The Securities and Exchange Commission has filed a plan to return more than $40 million to Tesla shareholders in what a source said was a victory for Elon Musk, who took the matter to federal court.

The payout is part of the long-running saga of Musk and his tweets — notably one from 2018 that said he arranged financing to sell Tesla for $420 a share. The SEC slapped him on the knuckles for fraud; Musk and the regulator reached an agreement — resulting in a $20 million fine for Tesla and a $20 million fine for Musk personally, which would be distributed to shareholders.

Musk on Tuesday asked a federal judge for the first time to be left out of the SEC settlement — a so-called “consent statement,” which requires a Tesla attorney to review his tweets before sending them. Musk claimed in February that the SEC failed to live up to its end of the bargain and pressured affected shareholders for their $40 million.

Judge Alison Nathan for the Southern District of New York on Tuesday directed the SEC to respond to Musk’s request to overturn the consent decree by March 22, court filings say. Later in the day, the SEC filed a distribution plan to pay Tesla shareholders.

Judge Nathan also ruled that a subpoena the SEC served on Tesla on Nov. 29 to review compliance with the September 2018 settlement between the company and the regulator exceeded the SEC’s investigative powers and was made in bad faith since she had not gone through court, the court records said.

Tesla stock picture on a screen
Judge Alison Nathan for the Southern District of New York on Tuesday directed the SEC to respond to Musk’s request to overturn the consent decree by March 22.
Getty Images/Drew Angerer

The SEC wants to prove Musk sent tweets without the consent of Tesla attorneys, violating the consent decree, sources familiar with the matter said.

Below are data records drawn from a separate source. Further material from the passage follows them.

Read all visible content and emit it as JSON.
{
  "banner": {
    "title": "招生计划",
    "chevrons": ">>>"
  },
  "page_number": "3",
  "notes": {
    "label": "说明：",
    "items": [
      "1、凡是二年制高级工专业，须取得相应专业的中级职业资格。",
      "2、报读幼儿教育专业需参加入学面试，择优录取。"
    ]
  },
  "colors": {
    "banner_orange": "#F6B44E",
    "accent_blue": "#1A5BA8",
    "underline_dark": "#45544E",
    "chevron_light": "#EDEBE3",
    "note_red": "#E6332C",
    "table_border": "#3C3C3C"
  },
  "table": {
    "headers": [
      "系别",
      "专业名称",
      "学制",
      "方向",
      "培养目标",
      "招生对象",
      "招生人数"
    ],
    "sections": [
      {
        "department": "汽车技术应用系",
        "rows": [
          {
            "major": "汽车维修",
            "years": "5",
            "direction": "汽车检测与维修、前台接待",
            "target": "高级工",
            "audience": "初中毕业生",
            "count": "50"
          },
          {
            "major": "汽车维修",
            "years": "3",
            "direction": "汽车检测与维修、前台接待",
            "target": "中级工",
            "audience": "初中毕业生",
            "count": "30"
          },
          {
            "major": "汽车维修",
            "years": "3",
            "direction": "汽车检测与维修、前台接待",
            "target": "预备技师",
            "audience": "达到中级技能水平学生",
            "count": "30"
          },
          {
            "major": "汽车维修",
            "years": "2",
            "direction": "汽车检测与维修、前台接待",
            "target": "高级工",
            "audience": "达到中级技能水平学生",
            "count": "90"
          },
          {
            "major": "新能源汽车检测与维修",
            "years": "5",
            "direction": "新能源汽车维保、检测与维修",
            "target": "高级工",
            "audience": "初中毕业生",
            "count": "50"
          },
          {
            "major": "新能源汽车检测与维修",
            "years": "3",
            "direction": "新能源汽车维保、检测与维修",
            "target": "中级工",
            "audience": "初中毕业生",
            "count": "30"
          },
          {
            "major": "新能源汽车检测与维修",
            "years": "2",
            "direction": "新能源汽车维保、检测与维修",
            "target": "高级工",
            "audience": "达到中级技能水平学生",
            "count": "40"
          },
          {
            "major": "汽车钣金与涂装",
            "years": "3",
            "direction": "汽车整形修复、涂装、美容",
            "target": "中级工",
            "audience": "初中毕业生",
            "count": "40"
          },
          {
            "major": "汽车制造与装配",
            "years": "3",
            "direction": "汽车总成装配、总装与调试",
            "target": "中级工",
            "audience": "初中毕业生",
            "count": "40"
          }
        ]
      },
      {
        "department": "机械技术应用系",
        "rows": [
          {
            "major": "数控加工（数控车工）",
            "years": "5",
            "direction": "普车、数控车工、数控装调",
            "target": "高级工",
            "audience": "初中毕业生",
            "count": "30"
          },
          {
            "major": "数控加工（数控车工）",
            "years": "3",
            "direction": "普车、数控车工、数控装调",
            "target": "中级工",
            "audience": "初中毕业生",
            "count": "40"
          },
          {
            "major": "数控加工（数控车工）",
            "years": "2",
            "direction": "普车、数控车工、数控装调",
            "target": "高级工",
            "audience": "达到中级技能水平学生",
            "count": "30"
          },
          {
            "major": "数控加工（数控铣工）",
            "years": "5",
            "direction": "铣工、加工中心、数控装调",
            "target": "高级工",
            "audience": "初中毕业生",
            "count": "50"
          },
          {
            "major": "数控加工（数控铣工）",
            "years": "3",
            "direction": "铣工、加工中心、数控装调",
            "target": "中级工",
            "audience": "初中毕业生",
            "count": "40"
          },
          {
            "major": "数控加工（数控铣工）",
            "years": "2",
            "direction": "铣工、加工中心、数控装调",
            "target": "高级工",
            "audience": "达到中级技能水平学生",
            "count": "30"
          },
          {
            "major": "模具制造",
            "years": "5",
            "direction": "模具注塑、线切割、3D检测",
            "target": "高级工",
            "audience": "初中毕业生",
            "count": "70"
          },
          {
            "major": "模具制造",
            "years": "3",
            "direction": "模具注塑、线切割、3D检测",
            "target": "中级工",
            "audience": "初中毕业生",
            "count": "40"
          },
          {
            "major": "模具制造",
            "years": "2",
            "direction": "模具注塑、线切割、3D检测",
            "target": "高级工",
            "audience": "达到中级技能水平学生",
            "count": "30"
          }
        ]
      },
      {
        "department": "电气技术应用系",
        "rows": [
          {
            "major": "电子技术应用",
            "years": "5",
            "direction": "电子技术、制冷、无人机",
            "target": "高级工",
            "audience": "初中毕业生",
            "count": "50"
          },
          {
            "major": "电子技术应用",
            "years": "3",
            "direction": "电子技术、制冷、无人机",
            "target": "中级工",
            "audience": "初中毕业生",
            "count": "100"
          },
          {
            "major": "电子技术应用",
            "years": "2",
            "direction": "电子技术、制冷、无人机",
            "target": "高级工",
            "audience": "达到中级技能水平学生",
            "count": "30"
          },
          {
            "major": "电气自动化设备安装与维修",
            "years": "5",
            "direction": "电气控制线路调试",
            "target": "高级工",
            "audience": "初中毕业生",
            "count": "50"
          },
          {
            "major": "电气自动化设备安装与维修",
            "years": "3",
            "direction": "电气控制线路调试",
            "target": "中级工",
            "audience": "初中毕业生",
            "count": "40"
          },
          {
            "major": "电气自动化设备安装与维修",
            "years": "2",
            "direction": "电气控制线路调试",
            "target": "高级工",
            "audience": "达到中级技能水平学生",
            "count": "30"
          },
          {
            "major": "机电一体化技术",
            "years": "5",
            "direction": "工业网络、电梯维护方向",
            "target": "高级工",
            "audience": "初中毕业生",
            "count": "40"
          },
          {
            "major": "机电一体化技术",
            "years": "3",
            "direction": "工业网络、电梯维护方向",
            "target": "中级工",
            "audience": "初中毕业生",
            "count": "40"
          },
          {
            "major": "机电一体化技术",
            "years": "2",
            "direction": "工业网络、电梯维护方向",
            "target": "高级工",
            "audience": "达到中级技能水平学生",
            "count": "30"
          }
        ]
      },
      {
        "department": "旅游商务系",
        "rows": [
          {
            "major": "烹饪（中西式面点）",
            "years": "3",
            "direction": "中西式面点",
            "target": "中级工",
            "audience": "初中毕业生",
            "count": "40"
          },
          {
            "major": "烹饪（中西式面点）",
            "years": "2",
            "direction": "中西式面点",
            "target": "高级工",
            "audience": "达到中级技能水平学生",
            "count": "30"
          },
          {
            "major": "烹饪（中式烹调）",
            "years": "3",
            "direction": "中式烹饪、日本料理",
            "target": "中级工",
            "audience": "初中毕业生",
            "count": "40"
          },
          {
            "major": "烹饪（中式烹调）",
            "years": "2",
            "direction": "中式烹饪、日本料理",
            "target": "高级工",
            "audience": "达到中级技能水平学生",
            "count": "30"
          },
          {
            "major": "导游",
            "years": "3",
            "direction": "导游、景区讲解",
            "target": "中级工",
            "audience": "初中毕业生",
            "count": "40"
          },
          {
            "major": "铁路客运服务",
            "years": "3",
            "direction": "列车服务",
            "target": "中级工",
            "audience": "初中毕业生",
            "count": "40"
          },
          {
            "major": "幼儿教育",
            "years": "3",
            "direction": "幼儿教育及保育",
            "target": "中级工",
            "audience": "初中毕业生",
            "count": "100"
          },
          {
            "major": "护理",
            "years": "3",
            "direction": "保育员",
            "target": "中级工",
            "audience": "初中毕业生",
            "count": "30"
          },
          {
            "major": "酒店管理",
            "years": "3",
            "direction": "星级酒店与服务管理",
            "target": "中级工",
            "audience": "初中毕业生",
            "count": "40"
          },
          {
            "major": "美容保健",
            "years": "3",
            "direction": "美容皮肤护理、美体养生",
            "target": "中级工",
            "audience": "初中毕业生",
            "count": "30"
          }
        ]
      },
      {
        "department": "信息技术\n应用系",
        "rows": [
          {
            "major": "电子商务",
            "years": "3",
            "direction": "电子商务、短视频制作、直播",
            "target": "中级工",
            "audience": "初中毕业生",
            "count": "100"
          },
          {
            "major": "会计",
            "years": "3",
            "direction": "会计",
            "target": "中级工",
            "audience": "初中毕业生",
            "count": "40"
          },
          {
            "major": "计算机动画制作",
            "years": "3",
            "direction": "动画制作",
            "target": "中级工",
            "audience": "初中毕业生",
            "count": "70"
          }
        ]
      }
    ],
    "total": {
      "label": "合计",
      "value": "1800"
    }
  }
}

Judge Nathan will soon rule on whether either side will play by the rules — or whether the SEC has the right to investigate Musk’s behavior and potentially impose higher penalties.

In an affidavit, Musk claimed he was “forced” to sign the SEC truce that shut the flap on his now-infamous Aug. 7, 2018 tweet in which he claimed he had “secured the funding” to Tesla for $420 a year to take private parts.